Le reste de la matinée a été consacré au marché unique, certains intervenants affirmant qu’il fonctionne plutôt oui, d’autres plutôt non. Après vingt ans d’efforts on aurait pu espérer un peu plus d’enthousiasme à affirmer qu’au moins sur ce plan-là, la réponse était oui, puisque c’est lui après tout qui a mobilisé toutes les énergies et a eu droit à toutes les attentions. Une des intervenantes avait des choses plus précises à dire, Bianca Schulz, directrice du Centre Européen des Consommateurs, j’espère pouvoir y revenir.

Quoi qu’il en soit, à quelques exceptions près, on a le sentiment d’écouter les conversations polies de personnes qui ne rencontrent pas beaucoup de difficultés à leur niveau personnel, et doivent vraiment se forcer (enfin ils sont payés pour ça) pour s’intéresser à celles d’autres personnes qui ne vivent pas dans le même petit milieu protégé. Une exception, à l’instant-même : Veronica Nillson, secrétaire confédérale de la Confédération européenne des syndicats, mais qui s’est fait moucher au beau milieu d’une phrase par la gentille organisatrice beaucoup plus soucieuse de sa gestion du temps de parole que de la signification de ce qui est dit.

(à suivre…)

0Shares

30 réflexions sur « 20 ans de marché unique : À hue et à dia (III) »

  1. Quoi qu’il en soit, à quelques exceptions près, on a le sentiment d’écouter les conversations polies de personnes qui ne rencontrent pas beaucoup de difficultés à leur niveau personnel

    Welcome back to Brussels Monsieur Jorion. Ça aussi ça a pas mal changé depuis 40 ans. Ils sont 33.033 du genre, dont 879 Grecs, 672 Portugais et 465 Irlandais qui se foutent un peu de ce que vivent leurs compatriotes restés au bercail.

    Et de l’autre côté du miroir (bientôt des barricades?), dans la même ville, côte-à-côte, ça: http://statbel.fgov.be/fr/statistiques/chiffres/travailvie/emploi/relatifs/

    Heureusement on a le nobel… Ouf sauvés!

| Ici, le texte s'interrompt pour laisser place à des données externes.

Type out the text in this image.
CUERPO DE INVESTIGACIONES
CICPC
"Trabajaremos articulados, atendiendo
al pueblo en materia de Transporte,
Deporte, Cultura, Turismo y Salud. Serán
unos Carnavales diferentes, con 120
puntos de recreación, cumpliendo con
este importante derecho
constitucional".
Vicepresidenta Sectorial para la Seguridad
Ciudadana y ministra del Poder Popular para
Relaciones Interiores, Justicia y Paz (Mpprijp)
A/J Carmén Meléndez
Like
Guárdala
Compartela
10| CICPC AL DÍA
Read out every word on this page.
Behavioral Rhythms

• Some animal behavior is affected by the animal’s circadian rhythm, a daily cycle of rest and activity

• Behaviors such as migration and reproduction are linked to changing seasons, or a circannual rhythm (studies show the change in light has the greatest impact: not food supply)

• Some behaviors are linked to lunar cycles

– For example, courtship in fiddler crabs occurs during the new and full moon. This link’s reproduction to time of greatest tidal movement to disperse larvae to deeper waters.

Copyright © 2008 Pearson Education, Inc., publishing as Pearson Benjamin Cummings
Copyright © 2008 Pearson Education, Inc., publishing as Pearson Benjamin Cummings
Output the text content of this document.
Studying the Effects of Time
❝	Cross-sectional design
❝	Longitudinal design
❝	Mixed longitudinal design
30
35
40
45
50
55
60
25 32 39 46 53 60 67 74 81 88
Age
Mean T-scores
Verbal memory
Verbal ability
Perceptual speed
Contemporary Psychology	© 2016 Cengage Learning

      1. « Direction générale Statistique et Information économique »

        Les chiffres absolus donnent une idée plus graphique des forces en présence:
        33.033 déconnectés du monde réel vs 84.121 très connectés au monde réel

        Mais bon avec le nobel en poche on peut voir venir, hein…

      2. A première vue:

        Niveau bas : pas le secondaire supérieure (diplôme obtenu à 18 ans)
        Moyen : secondaire supérieure
        Haut : supérieure (universitaire et graduat).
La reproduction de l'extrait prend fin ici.